Taylor: No past, no future–there’s only now

The past has gone; the future hasn’t happened yet. There is only now to live in.

Two weekends ago, spring felt as though it had finally arrived. Buds swelled on the forsythia, the lilacs, the spirea. Along the driveway, a row of brave little crocuses peeped out. Peony and rhubarb roots thrust shoots exuberantly into the sunlight.

Overhead, I heard bird songs. And a male flicker pounded his beak against my chimney, the noisiest thing he could find to broadcast his mating credentials.

For flickers—members of the woodpecker family—resonant objects act like an avian e-Harmony to advertise their availability.

And then, out of nowhere, it started snowing again. The snow squall blotted out the sunshine, hid the distant hills, coated the buds and flowers with white.

I wanted the crocuses, the rhubarb, to shrink back. To withdraw. To protect themselves from the sudden change in weather.

But of course, they couldn’t. Plants only know one direction to move—forward, upward. Only members of the animal world, blessed with mobility, can pull back from danger or discomfort. A starfish can withdraw a probing tentacle; a coyote can back away from a bear; a human can decide to avoid a confrontation.

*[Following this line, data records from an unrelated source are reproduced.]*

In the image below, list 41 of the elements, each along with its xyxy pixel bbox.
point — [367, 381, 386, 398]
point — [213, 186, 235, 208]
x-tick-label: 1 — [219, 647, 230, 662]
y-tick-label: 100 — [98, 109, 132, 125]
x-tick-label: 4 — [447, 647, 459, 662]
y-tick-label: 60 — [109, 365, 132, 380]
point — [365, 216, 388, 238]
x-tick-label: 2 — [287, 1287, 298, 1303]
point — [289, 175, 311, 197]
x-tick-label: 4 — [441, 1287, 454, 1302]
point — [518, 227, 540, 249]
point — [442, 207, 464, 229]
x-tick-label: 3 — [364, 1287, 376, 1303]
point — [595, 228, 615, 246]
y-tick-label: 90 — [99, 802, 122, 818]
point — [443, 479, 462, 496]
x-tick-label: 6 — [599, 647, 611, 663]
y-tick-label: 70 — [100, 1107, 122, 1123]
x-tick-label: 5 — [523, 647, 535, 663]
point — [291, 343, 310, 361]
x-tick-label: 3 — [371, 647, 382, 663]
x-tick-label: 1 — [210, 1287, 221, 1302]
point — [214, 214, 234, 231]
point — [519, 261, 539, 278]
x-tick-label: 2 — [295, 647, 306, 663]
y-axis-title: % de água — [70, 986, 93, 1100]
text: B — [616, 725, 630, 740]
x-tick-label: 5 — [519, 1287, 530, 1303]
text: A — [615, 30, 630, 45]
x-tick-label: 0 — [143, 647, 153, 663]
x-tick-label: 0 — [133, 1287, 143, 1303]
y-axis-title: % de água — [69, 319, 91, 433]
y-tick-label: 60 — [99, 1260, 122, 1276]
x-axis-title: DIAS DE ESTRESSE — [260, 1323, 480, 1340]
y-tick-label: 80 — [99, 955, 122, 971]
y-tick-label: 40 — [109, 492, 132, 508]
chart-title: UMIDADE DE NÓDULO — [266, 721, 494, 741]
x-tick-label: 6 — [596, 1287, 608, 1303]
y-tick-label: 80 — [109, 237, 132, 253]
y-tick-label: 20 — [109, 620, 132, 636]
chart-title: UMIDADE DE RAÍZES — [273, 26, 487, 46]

But although we animals have physical mobility, we are just as bound by time as my crocuses. We cannot reverse time. We can only keep moving in one direction.

About a month ago, a correspondent wrote to me, “If you think about it, there is only ‘now’. [Life is] a series of ‘nows’. The past is our remembrances of other ‘nows’ and the future is our projections and hopes for new ‘nows’.”

I’ve been mulling his insight ever since.

There is no past. There is no future. There is only now.

I can leap out of the path of a speeding car. But escaping that near accident doesn’t make it not happen. My narrow escape has become part of my new now—as my shortness of breath and palpitating heart testify.

I can apologize for a thoughtless comment that hurt someone. But I can’t take it back. The pain it caused continues to be part of her now, and of mine.

This suggests to me that I should not base my decisions and actions on what I did, or didn’t do, in a former now. Things are different in this now—if only because of that previous action or inaction.

Similarly, I should not base decisions on what I expect to happen in the future. The future will certainly not unfold as I expect it to. By the time what I expect gets around to happening, or not happening, it will be in a different context.

A Greek philosopher named Heraclitus, very long ago, taught that you cannot step into the same river twice. Even if you step off the same rock, the water you stepped into last time will already have flowed far downstream. And if you could find that particular patch of water again, you would have to step into it from a different place.

The past has gone; the future hasn’t happened yet. There is only now to live in.